Reference no: EM132152690
You are managing a call center for the city water company. You have twelve full-time customer service representatives who answer incoming phone calls from current, future and previous customers. These calls are in regards to their bill, to request changes to their accounts (the customer is moving, has a new post office box, etc) or has a general complaint (rates are too high, they saw a water company truck driving too fast, etc). The “phones are open” from 8 a.m. to 5 p.m. The CSR’s take 30 or 60 minute lunch periods with two fifteen minute breaks. With vacations, doctor’s appointments, mandatory meetings, etc, it is not unusual to only have 5 or 6 CSR’s “on the phone” at any given time. Your department is a “cost center”. The number of calls received by your staff varies widely by day or the week (Mondays > Tuesdays-Fridays), time of the day (8 a.m. surge, lunchtime surge), and time of the year (more people move out in late spring than in the dead of winter).

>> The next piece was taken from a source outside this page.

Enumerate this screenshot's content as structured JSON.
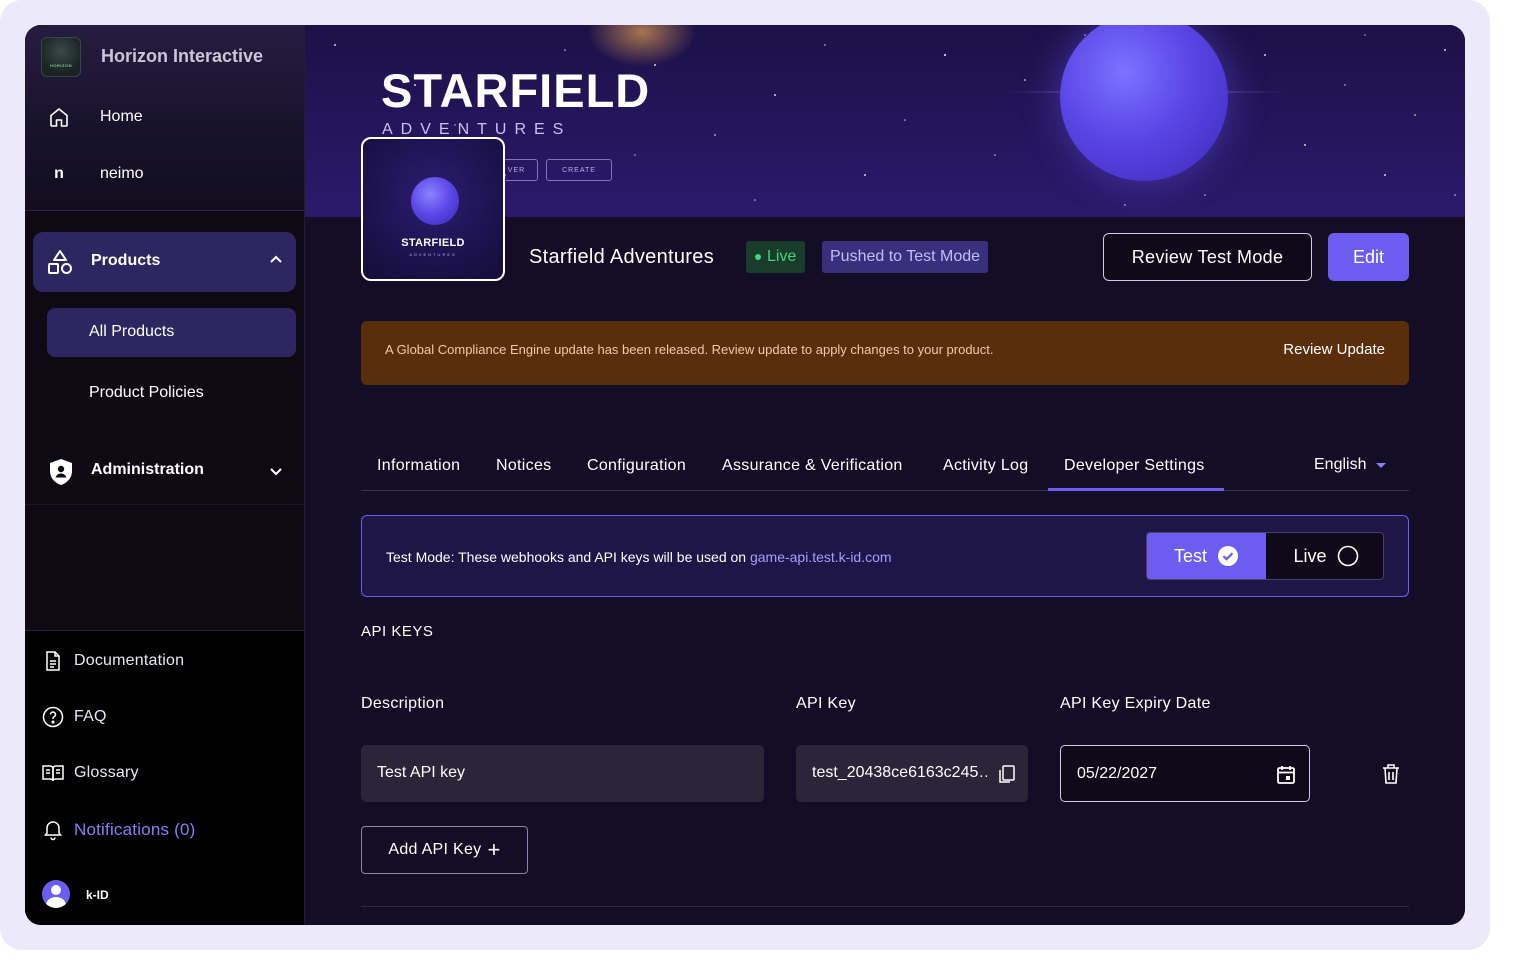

Your new manager has approached you with the following “contract”: 85% of the phone calls must be answered within 30 seconds every month. Additionally, no overtime will be permitted.
Historically, you have been able to accomplish this goal in January, February, March, October, November, and December. In the other months, you have dipped as low as 70%. Your overtime costs have historically been about 5% of your total labor budget.
You believe your new manager’s proposal is unrealistic. Prepare a counter-proposal to meet her goal of “85% in 30”. Consider more of a “balanced scorecard approach” to evaluation, recognizing that a goal of “85% in 30” cannot be dismissed.